L’œuvre de Maurice Magre se propose ainsi comme un viatique contre la tristesse et le nihilisme qui nous privent à la fois de la vérité sensible et de la beauté intelligible. Cet hérésiarque de belle envergure, qui trouve son bien chez les gnostiques albigeois, non moins que dans le néoplatonisme des ultimes résistances païennes (qui lui inspira l’admirable roman intitulé Priscilla d’Alexandrie) n’a d’autre ambition que de nous nous enseigner une liberté dont l’apogée serait la fidélité même. Fidélité aux premières rencontres, aux premiers amours, aux premières lectures et aux premières ivresses ; fidélité aux moments d’intensité et de grâce. Priscilla d’Alexandrie, publiée en 1925, qui se situe dans l’Egypte tourmentée entre le christianisme et la paganisme, du quatrième siècle, nous invite, et c’est un genre d’invitation qui ne se refuse pas, à fréquenter les philosophes d’Alexandrie, tel Olympios, ermite néoplatonicien, ou Aurélius qui accomplira un pèlerinage « à l’ombre de l’arbre bodhi ». Priscilla qui sera la réincarnation d’Hypathie, après avoir participé à sa lapidation, médite, en compagnie de ses amis philosophes sur l’accord possible entre la volupté et la sagesse, entre l’assentiment au monde sensible et l’aspiration au monde invisible. Le sceau et l’empreinte, ce qui symbolise et ce qui est symbolisé ne sont-ils pas une seule et même réalité ? « Toute la nature avec ses soleils et ses nuits douces ne serait alors qu’un vaste piège pour empêcher l’homme, par le réseau des désirs, de parvenir à la plus haute spiritualité. Ce n’est pas possible. Il doit y avoir une conciliation entre la splendeur de la matière et le règne de l’esprit. Il doit existe une sagesse qui aime, une vérité qui a du sang ».
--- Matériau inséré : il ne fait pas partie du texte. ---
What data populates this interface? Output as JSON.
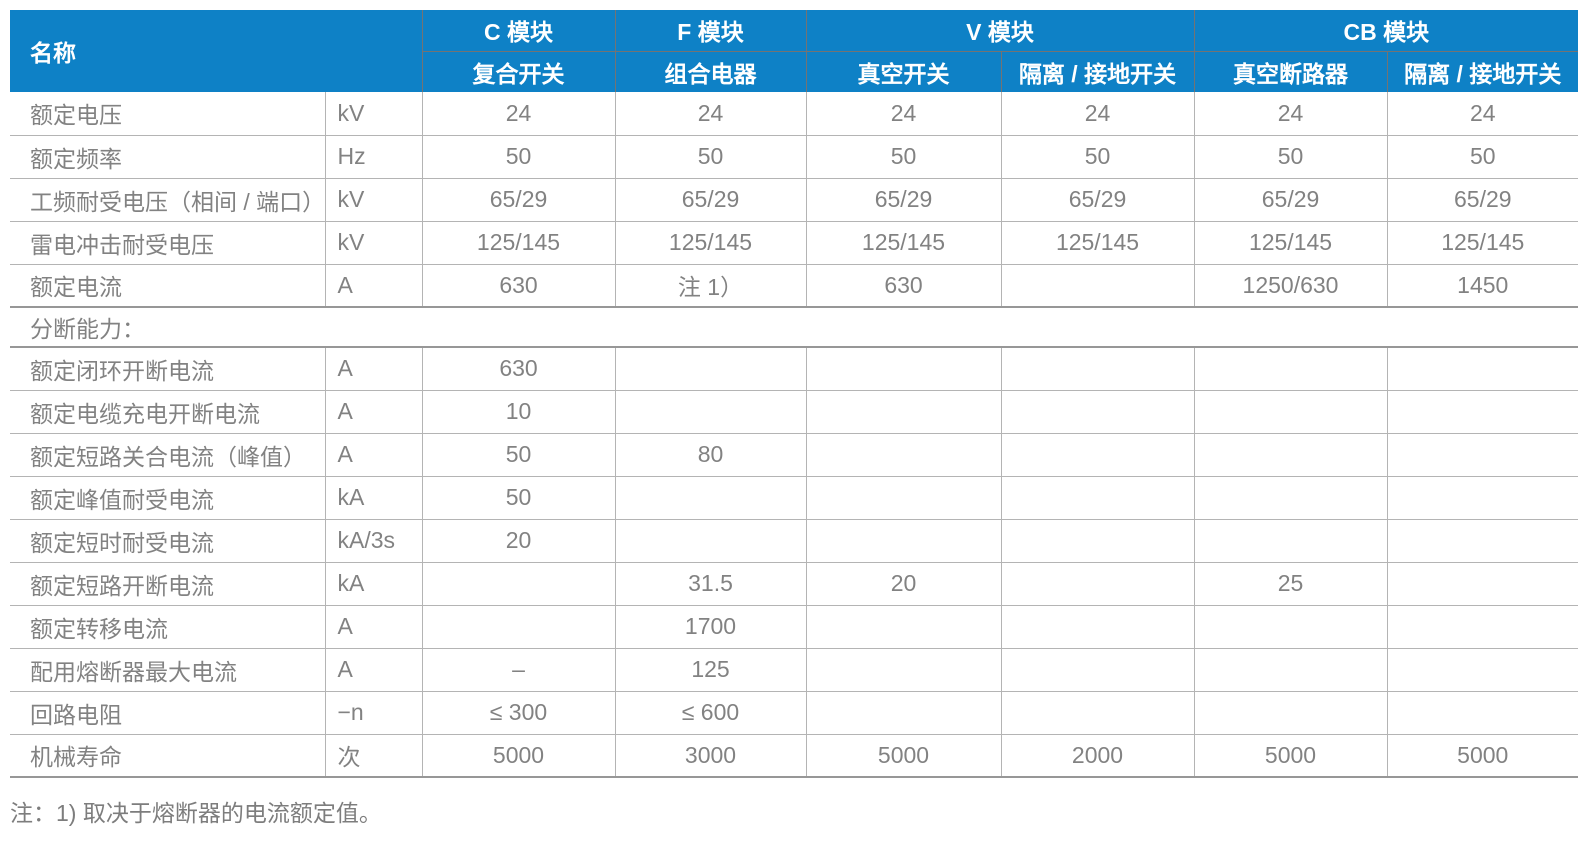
{
  "table": {
    "corner_label": "名称",
    "groups": [
      {
        "label": "C 模块",
        "subs": [
          "复合开关"
        ]
      },
      {
        "label": "F 模块",
        "subs": [
          "组合电器"
        ]
      },
      {
        "label": "V 模块",
        "subs": [
          "真空开关",
          "隔离 / 接地开关"
        ]
      },
      {
        "label": "CB 模块",
        "subs": [
          "真空断路器",
          "隔离 / 接地开关"
        ]
      }
    ],
    "rows": [
      {
        "type": "data",
        "label": "额定电压",
        "unit": "kV",
        "values": [
          "24",
          "24",
          "24",
          "24",
          "24",
          "24"
        ]
      },
      {
        "type": "data",
        "label": "额定频率",
        "unit": "Hz",
        "values": [
          "50",
          "50",
          "50",
          "50",
          "50",
          "50"
        ]
      },
      {
        "type": "data",
        "label": "工频耐受电压（相间 / 端口）",
        "unit": "kV",
        "values": [
          "65/29",
          "65/29",
          "65/29",
          "65/29",
          "65/29",
          "65/29"
        ]
      },
      {
        "type": "data",
        "label": "雷电冲击耐受电压",
        "unit": "kV",
        "values": [
          "125/145",
          "125/145",
          "125/145",
          "125/145",
          "125/145",
          "125/145"
        ]
      },
      {
        "type": "data",
        "label": "额定电流",
        "unit": "A",
        "values": [
          "630",
          "注 1）",
          "630",
          "",
          "1250/630",
          "1450"
        ]
      },
      {
        "type": "section",
        "label": "分断能力："
      },
      {
        "type": "data",
        "label": "额定闭环开断电流",
        "unit": "A",
        "values": [
          "630",
          "",
          "",
          "",
          "",
          ""
        ]
      },
      {
        "type": "data",
        "label": "额定电缆充电开断电流",
        "unit": "A",
        "values": [
          "10",
          "",
          "",
          "",
          "",
          ""
        ]
      },
      {
        "type": "data",
        "label": "额定短路关合电流（峰值）",
        "unit": "A",
        "values": [
          "50",
          "80",
          "",
          "",
          "",
          ""
        ]
      },
      {
        "type": "data",
        "label": "额定峰值耐受电流",
        "unit": "kA",
        "values": [
          "50",
          "",
          "",
          "",
          "",
          ""
        ]
      },
      {
        "type": "data",
        "label": "额定短时耐受电流",
        "unit": "kA/3s",
        "values": [
          "20",
          "",
          "",
          "",
          "",
          ""
        ]
      },
      {
        "type": "data",
        "label": "额定短路开断电流",
        "unit": "kA",
        "values": [
          "",
          "31.5",
          "20",
          "",
          "25",
          ""
        ]
      },
      {
        "type": "data",
        "label": "额定转移电流",
        "unit": "A",
        "values": [
          "",
          "1700",
          "",
          "",
          "",
          ""
        ]
      },
      {
        "type": "data",
        "label": "配用熔断器最大电流",
        "unit": "A",
        "values": [
          "–",
          "125",
          "",
          "",
          "",
          ""
        ]
      },
      {
        "type": "data",
        "label": "回路电阻",
        "unit": "−n",
        "values": [
          "≤ 300",
          "≤ 600",
          "",
          "",
          "",
          ""
        ]
      },
      {
        "type": "data",
        "label": "机械寿命",
        "unit": "次",
        "values": [
          "5000",
          "3000",
          "5000",
          "2000",
          "5000",
          "5000"
        ]
      }
    ],
    "note": "注：1) 取决于熔断器的电流额定值。"
  },
  "colors": {
    "header_bg": "#0e81c6",
    "header_text": "#ffffff",
    "header_grid": "#737373",
    "body_text": "#828282",
    "grid_line": "#b4b4b4",
    "thick_line": "#979797",
    "note_text": "#7d7d7d"
  }
}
On songe à cet autre livre, de Mario Meunier, qui fut un éminent traducteur de Platon et de Sophocle, Pour s’asseoir au Foyer de la Maison des Dieux : « Etre volupteux : c’est entendre en son sang bouillonner tous les vins ; c’est aimer le besoin de multiplier ses amours, ses sympathies et ses admirations ; c’est participer à l’infini de l’Etre, collaborer à son éternité et aimer la vie jusqu’au désir de souffrir pour mieux vivre, et de mourir pour changer et revivre. » Pas davantage que le sensible ne s’oppose à l’intelligible, le multiple ne s’oppose à l’Un, ni le provincial à l’universel : « Ne te scandalise donc pas de la multiplicité des dieux. Si les morcellements de la divinité ne nous apprennent rien sur la vérité de son être insondable, ils affirment néanmoins, en tous temps et partout, sa souveraine présence (…) Une des plus nobles activités de l’esprit est de surprendre, en chacun des dieux des nations, la parcelle d’infini qu’il contient. En cette interminable théorie de déités, ma pensée reconnaît et adore les rayons divers d’un soleil identique. »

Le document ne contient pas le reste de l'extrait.